In a note on Monday, the research house, which does not have a rating on the stock, said the discount is justifiable due to JPG's considerable debt obligations and the substantial capex needed for its replanting programme.
On the outlook for the group, TA Securities said it expects crude palm oil (CPO) prices to average at RM4,000/tonne in 2024 and RM3,800/tonne in 2025.
“With soybean supply expected to rise in 2024, we believe it would be tough to paint a bullish price outlook for CPO due to the substitution effect.
“The growth in 2024/25 is primarily driven by soybean and palm oil production, with increases also anticipated in olive oil and peanut production,” it said.
TA Securities said the premium of soy oil futures over palm oil futures had reduced from its peak of US$803 (RM3,785)/tonne to less than US$150/tonne recently, which falls within the typical range of US$100 to US$200/tonne.

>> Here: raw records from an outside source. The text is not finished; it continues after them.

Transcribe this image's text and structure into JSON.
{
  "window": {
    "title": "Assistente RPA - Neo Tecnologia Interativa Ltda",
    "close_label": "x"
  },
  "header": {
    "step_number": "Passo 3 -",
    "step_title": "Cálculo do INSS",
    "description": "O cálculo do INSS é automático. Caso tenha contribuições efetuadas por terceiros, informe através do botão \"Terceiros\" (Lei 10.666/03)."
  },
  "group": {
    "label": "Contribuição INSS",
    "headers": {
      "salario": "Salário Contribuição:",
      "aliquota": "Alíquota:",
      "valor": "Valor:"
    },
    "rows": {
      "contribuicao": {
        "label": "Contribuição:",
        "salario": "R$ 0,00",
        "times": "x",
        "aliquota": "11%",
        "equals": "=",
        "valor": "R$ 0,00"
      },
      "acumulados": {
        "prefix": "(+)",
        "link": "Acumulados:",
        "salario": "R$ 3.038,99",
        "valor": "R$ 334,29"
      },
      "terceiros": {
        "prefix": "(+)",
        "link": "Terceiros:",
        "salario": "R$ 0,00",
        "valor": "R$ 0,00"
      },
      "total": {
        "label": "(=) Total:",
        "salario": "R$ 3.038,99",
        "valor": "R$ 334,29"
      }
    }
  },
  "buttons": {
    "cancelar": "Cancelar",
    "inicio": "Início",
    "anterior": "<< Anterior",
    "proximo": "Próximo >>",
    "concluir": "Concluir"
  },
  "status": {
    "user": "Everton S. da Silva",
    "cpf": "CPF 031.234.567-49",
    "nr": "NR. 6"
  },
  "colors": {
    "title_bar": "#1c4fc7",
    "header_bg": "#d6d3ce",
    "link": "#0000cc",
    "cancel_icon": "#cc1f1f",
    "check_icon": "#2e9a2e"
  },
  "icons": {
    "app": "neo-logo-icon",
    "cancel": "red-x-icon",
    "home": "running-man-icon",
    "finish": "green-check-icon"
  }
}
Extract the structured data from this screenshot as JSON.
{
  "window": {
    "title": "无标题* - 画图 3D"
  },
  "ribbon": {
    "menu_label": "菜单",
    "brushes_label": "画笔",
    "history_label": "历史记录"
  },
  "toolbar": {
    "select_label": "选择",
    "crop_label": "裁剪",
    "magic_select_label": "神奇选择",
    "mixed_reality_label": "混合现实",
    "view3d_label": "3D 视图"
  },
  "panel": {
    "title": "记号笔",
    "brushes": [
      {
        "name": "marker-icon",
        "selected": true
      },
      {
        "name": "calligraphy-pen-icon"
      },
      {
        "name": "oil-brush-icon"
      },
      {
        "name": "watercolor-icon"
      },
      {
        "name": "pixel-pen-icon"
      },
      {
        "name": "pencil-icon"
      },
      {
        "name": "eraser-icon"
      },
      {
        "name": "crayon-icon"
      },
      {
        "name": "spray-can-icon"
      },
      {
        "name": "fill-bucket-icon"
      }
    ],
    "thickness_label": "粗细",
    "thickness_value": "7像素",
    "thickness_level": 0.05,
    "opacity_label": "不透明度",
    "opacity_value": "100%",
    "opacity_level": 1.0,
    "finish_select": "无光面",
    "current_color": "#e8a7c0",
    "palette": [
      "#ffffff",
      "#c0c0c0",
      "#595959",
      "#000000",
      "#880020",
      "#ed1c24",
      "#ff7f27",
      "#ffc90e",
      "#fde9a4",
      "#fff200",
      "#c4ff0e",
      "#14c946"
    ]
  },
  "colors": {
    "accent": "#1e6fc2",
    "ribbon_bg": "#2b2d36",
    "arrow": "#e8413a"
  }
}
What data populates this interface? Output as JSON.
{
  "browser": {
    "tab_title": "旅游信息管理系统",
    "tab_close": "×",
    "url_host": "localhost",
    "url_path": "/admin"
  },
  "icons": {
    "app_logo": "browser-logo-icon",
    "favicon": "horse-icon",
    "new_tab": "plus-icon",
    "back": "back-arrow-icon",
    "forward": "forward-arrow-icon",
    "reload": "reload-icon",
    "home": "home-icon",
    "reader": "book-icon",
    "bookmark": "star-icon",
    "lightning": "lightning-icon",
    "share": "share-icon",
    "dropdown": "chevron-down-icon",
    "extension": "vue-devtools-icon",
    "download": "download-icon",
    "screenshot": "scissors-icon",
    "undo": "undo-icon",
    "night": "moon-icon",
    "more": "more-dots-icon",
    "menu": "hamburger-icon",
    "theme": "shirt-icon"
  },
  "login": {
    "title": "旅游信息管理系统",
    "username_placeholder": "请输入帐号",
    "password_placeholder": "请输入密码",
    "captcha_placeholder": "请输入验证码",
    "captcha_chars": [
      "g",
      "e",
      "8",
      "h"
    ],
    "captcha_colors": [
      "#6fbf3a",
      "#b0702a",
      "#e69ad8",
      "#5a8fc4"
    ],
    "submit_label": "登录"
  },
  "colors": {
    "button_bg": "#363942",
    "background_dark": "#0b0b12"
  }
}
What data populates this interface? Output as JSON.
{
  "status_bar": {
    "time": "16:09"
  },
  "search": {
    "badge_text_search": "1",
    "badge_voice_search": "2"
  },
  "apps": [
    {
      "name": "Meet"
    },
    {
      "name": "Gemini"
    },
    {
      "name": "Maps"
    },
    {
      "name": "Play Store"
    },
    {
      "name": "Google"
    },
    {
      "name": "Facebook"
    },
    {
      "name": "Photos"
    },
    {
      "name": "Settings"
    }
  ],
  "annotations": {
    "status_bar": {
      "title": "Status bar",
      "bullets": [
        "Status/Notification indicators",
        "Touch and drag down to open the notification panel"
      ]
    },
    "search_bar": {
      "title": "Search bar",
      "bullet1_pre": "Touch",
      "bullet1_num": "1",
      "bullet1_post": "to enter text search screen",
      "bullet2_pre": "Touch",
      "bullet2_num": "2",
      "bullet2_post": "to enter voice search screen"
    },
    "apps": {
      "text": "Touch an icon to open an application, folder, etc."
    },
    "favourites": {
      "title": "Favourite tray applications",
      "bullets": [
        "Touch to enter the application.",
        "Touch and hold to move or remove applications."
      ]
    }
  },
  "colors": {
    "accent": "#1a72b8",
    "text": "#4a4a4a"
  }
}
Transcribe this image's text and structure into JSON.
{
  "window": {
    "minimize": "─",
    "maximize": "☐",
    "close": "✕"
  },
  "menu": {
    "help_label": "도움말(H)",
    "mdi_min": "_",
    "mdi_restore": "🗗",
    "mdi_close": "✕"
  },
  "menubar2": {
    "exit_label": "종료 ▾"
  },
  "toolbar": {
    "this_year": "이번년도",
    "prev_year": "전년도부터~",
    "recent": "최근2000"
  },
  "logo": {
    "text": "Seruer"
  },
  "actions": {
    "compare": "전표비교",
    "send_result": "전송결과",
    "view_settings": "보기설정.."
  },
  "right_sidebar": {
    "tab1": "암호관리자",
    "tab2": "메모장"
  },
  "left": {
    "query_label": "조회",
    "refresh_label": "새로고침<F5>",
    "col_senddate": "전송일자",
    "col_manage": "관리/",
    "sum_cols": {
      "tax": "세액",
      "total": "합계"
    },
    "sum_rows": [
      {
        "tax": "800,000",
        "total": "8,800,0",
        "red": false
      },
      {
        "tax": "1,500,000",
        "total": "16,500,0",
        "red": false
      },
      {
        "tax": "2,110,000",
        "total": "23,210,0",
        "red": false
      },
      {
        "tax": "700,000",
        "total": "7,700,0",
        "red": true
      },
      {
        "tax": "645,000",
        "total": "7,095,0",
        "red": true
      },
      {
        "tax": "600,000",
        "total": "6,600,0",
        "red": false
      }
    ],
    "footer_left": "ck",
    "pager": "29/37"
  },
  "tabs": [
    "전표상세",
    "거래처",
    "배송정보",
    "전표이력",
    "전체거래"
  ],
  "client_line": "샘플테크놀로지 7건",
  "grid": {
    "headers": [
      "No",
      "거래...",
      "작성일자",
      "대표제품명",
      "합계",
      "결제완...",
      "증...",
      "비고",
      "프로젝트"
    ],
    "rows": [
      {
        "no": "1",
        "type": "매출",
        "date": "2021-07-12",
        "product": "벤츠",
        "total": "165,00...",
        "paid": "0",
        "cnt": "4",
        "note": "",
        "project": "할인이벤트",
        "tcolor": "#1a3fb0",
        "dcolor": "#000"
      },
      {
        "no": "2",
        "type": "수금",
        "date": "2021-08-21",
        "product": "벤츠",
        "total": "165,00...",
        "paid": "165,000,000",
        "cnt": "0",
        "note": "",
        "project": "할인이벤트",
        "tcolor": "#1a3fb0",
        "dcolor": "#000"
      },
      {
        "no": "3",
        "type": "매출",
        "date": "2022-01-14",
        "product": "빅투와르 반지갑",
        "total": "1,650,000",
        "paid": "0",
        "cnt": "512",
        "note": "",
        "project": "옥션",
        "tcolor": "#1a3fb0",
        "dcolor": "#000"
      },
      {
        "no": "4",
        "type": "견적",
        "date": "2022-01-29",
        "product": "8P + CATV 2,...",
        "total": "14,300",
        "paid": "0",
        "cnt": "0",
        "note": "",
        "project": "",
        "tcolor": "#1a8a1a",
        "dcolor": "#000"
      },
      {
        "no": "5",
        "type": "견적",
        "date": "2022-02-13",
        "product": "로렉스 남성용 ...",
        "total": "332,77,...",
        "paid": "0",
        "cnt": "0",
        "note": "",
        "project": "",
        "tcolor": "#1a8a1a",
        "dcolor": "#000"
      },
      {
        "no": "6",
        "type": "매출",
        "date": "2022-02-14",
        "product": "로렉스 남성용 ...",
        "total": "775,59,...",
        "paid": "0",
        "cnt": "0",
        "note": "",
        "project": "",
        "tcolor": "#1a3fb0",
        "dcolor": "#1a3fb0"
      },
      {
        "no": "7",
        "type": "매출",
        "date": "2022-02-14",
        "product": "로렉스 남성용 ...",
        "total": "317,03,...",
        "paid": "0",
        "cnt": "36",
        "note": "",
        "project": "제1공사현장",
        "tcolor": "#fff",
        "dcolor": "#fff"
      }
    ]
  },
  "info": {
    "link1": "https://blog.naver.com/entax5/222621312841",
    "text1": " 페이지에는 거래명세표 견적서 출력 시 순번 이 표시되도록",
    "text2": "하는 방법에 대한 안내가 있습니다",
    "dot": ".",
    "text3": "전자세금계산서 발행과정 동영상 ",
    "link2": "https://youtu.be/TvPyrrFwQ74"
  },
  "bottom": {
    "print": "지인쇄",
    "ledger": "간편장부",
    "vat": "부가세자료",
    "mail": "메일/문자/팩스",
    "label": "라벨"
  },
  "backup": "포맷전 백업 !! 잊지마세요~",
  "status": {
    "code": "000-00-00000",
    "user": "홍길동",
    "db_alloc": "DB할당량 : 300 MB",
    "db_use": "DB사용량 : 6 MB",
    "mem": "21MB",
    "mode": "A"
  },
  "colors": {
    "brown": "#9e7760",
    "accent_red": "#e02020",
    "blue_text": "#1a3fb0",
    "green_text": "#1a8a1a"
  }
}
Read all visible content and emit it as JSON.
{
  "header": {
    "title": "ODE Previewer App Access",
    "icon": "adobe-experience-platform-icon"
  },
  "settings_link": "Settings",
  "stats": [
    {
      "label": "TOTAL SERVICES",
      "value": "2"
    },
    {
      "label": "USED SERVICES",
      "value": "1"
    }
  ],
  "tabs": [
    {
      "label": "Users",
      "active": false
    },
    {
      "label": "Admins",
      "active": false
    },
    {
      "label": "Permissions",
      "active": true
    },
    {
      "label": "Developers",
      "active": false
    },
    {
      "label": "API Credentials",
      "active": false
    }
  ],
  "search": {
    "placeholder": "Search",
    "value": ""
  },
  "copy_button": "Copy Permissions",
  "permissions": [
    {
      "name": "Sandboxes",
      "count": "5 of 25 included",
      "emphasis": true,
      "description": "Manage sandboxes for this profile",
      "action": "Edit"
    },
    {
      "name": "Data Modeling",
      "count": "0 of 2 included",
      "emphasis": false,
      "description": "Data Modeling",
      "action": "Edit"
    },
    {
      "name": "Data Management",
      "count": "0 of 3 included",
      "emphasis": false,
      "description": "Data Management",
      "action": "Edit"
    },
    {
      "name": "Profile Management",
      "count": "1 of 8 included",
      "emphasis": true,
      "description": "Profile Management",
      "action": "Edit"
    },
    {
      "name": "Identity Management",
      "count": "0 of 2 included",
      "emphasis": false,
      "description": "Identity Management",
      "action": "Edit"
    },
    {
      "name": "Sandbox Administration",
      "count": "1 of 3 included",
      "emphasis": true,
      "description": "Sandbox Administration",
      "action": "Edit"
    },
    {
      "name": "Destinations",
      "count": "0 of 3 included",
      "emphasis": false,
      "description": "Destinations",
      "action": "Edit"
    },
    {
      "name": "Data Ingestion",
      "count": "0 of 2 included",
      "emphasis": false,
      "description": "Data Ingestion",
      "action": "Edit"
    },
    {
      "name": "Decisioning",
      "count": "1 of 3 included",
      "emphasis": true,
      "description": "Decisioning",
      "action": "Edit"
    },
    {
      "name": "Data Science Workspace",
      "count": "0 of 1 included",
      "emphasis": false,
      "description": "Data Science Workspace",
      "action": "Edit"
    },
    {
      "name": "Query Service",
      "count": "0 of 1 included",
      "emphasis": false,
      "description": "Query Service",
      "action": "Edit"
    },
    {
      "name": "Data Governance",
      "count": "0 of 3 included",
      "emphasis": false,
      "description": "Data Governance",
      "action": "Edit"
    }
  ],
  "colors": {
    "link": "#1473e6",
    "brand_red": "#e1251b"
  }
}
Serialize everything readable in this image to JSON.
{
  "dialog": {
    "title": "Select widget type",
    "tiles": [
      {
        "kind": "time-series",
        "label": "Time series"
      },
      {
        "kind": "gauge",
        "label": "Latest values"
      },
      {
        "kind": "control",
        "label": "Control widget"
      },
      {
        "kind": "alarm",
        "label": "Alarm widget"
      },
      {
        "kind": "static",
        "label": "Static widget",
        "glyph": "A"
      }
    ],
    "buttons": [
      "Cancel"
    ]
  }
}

“Therefore, palm oil remains relatively appealing as an alternative, to some degree.
“This perspective could help mitigate potential declines in CPO prices, in our view.
“We anticipate the spread to remain stable at the current level in the second half of the year,” it said.
TA Securities said it expects JPG to register a net profit growth of 24.6% to RM204.6 million for the financial year ending Dec 31, 2024 (FY2024).
“The higher earnings would be driven by higher palm oil prices, fresh fruit bunch production, and lower production costs.
“However, we expect earnings to decrease in FY2025 due to lower palm oil prices and lower production volume growth due to a more aggressive replanting programme,” it said.